Bacharach with the Werner Chapel and Stahleck Castle

Since 2002 the Upper Middle Rhine Valley has been recognized as one of the world’s outstanding cultural and natural landscapes, and it now enjoys the same status as the Pyramids of Giza in Egypt, the Grand Canyon in the USA, the Great Wall of China and the famous Taj Mahal tomb in India.

Two thousand years of cultural diversity

UNESCO was doing more than simply handing out an accolade when it conferred World Heritage status upon this section of the Rhine and its own, very special characteristics. Anyone travelling north-south along the river soon notices that the Rhine valley loses its expansive nature at this point. The rocks become craggier, the slopes steepen and the valley becomes a giant gateway,opening up at either end as if to keep an eye on all those passing through. And everyone had to pass this bottleneck: the merchants and traders, the kings, emperors and church dignitaries, the Romans and Franks, the Prussians and Frenchmen, the shrewd realists as well as the ‘Rhine Romanticists’, who were bewitched by the spirit of the landscape.The river carved out this narrow, 67 kilometre long gorge through the slate mountains, giving birth to a cultural and natural landscape which is one of its kind in Europe. It was the great diversity and beauty of the Upper Middle Rhine Valley which led UNESCO to add the World Heritage Site ‘Upper Middle Rhine Valley’ to its famous List, which came into existence with the World Heritage Convention of 1972. The central concern of the Convention is the identification, protection and preservation of cultural and natural heritage. Inclusion in the List leads to far greater recognition at an international level as well as a heightened sense of awareness at the site itself.

An exciting journey through the ages

The strategic location of the Rhine offered ideal conditions for influences from many different parts of the world. The Romans brought their culture and above all their wine to the Rhine. The Rhine valley experienced its golden age during medieval times and it is its rich legacy of fortresses and castles which still makes the most lasting impression upon visitors. Important towns grew up, such as Bacharach, Kaub and Oberwesel, each of them a real jewel, their

townscapes reflecting all the artistry and craftsmanship of the ages. The valley

of the Rhine is like an exciting time machine, romantically interweaving fact and fiction with all its legends and myths. This is the land of the beautiful, magical Loreley, and you will find her rock here.
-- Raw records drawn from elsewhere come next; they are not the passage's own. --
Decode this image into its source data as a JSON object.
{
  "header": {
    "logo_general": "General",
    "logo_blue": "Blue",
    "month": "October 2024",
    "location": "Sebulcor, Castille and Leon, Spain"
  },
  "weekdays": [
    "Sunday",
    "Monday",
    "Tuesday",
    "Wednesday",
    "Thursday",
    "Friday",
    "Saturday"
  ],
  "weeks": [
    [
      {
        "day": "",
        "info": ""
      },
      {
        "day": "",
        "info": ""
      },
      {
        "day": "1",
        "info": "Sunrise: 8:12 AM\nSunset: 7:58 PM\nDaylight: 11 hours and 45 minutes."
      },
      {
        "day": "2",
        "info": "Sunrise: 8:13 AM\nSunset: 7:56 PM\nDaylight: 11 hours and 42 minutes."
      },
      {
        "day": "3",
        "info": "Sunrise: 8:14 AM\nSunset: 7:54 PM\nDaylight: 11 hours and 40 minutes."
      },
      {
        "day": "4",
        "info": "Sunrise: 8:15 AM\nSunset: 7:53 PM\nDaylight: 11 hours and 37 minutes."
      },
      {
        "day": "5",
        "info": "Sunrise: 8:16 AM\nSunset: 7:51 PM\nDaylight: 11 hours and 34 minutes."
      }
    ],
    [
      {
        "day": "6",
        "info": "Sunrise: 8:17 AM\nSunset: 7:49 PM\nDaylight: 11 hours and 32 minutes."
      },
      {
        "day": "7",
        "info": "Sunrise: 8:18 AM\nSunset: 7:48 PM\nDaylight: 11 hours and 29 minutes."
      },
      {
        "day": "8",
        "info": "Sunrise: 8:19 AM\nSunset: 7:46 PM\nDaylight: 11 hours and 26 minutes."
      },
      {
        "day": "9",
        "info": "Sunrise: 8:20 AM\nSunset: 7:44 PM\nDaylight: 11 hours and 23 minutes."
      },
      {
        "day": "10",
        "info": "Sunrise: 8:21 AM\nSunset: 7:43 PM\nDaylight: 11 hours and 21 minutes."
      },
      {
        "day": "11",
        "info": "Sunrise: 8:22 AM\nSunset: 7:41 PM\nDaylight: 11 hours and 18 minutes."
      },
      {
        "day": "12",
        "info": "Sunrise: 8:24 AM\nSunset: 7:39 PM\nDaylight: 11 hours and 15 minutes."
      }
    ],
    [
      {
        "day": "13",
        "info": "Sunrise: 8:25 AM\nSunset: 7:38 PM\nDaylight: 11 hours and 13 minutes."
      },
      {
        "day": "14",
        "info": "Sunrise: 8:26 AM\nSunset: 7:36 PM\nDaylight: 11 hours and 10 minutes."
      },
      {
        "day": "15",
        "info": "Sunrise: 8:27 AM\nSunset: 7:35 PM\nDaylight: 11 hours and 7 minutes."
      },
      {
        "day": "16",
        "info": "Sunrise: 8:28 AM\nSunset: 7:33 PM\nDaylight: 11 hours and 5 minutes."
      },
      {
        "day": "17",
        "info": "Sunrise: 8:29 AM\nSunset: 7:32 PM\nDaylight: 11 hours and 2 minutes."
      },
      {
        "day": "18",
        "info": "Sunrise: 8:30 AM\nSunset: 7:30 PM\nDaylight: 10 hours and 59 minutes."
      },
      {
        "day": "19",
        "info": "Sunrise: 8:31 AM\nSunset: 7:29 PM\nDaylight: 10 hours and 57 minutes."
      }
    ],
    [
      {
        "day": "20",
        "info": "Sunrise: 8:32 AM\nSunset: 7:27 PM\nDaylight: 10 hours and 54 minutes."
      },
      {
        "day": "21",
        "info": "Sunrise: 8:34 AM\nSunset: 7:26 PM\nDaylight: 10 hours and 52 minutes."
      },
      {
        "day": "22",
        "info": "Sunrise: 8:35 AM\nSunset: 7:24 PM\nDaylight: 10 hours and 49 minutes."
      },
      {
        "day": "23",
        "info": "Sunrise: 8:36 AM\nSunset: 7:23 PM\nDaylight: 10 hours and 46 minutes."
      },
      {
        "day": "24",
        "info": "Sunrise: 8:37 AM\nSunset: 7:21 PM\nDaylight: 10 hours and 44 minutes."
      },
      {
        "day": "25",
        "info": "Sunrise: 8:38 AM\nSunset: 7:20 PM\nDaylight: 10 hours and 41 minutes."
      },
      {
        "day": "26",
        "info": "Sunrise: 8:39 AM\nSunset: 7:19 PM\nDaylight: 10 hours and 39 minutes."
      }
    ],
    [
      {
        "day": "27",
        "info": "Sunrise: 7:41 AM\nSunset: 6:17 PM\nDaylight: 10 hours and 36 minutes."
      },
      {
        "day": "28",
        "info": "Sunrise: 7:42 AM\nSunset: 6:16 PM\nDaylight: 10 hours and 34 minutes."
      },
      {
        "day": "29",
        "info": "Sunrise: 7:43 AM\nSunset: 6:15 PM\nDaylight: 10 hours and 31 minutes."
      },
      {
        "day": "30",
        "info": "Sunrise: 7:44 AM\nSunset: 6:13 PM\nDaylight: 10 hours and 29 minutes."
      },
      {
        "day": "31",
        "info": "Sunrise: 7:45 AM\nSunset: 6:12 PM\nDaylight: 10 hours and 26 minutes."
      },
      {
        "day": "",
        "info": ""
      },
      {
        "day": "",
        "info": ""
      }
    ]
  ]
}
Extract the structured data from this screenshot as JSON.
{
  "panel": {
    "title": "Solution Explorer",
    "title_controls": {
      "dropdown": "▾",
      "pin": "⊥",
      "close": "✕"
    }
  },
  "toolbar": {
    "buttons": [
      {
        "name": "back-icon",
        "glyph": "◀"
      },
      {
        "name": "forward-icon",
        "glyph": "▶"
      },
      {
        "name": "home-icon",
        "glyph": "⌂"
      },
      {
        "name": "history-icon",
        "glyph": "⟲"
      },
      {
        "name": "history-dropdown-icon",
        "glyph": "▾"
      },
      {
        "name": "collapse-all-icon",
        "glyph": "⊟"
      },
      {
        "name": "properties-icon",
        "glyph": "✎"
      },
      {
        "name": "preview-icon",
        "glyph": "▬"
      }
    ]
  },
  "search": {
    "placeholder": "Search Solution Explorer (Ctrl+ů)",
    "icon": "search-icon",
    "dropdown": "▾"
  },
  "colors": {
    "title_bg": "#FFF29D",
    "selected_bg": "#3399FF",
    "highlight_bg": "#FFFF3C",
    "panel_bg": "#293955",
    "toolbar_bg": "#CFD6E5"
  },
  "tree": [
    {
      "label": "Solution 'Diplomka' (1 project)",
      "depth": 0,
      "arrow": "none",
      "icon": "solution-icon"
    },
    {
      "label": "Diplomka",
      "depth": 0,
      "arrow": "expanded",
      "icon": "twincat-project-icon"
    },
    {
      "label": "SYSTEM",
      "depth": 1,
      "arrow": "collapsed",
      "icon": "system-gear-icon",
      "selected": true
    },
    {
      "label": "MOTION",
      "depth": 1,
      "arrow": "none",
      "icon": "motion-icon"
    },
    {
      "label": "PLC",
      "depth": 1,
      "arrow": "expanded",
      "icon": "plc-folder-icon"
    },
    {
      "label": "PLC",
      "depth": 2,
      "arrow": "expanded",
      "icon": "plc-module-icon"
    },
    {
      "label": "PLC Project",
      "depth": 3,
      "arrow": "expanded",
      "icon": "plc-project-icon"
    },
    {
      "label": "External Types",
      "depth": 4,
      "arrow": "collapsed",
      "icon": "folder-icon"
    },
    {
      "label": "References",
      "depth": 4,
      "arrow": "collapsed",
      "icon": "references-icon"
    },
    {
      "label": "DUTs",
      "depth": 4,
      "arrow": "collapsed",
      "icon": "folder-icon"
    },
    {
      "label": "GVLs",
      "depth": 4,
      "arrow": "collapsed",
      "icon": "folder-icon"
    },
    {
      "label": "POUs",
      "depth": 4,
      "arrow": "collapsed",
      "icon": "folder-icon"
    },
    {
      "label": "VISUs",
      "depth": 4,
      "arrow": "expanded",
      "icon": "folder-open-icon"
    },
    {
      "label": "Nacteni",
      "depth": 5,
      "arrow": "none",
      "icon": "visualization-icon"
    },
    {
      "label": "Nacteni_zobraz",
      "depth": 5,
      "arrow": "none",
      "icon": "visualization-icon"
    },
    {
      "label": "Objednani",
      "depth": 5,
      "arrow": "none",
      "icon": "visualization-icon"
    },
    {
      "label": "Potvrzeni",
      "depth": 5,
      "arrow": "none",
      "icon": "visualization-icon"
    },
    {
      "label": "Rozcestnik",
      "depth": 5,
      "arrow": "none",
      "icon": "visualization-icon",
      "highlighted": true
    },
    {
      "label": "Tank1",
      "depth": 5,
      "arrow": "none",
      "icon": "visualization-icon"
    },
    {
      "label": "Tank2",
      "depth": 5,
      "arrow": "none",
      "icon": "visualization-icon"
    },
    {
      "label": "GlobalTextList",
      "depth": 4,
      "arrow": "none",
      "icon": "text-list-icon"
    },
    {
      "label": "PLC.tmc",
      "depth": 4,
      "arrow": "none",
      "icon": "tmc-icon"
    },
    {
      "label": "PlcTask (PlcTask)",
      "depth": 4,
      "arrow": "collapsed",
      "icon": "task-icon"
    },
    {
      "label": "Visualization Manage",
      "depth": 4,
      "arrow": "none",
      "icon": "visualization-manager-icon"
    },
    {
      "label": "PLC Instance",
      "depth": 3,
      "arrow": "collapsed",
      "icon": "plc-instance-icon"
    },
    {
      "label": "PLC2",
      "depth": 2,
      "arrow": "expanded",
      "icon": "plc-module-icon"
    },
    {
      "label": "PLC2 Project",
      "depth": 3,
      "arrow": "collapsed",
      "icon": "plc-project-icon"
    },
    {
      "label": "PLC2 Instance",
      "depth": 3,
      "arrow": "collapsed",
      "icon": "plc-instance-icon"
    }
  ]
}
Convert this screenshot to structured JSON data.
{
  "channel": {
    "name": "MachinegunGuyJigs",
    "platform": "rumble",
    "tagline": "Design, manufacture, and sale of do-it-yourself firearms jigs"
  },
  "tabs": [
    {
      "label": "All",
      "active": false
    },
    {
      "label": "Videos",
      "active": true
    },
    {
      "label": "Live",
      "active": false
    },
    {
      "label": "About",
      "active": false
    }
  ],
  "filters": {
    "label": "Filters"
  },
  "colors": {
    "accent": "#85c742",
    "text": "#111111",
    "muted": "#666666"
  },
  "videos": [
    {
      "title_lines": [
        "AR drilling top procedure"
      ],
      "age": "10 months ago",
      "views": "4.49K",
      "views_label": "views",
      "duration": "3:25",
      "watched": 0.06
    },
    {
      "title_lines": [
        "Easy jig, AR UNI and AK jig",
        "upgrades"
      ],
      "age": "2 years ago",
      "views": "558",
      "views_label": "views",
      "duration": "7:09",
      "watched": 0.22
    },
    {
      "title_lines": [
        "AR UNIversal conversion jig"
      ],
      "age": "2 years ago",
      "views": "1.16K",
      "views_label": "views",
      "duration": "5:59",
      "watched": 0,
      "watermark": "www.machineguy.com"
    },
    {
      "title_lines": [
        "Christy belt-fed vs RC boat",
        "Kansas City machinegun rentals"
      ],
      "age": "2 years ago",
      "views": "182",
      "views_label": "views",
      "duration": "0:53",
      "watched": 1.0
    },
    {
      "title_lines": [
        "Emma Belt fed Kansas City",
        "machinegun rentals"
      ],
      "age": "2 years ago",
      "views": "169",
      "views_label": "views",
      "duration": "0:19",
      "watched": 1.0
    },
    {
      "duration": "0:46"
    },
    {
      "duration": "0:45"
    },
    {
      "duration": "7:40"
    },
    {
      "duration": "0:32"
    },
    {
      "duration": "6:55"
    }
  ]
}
But equally, the Rhine valley is also the habitat of some exceptional plant and animal species which thrive in the mild, sunny climate with its warm, dry grasslands and in the wet meadows of the tributary valleys.

A legacy for everyone

This unique combination of rich cultural heritage and over two thousand years of history all concentrated on a small stretch of river is the basis for the status ‘Upper Middle Rhine Valley’ World Heritage Site. The Rhine’s particular significance as a transport route, provider of employment and perpetually disputed border; its landscape which has witnessed the upheavals of Germany’s chequered history,

the traditions of winemaking and shipping – all these facets have shaped and are still shaping the face of the World Heritage valley. World Heritage status has its obligations – but it also offers a host of reasons for taking a closer look at this region.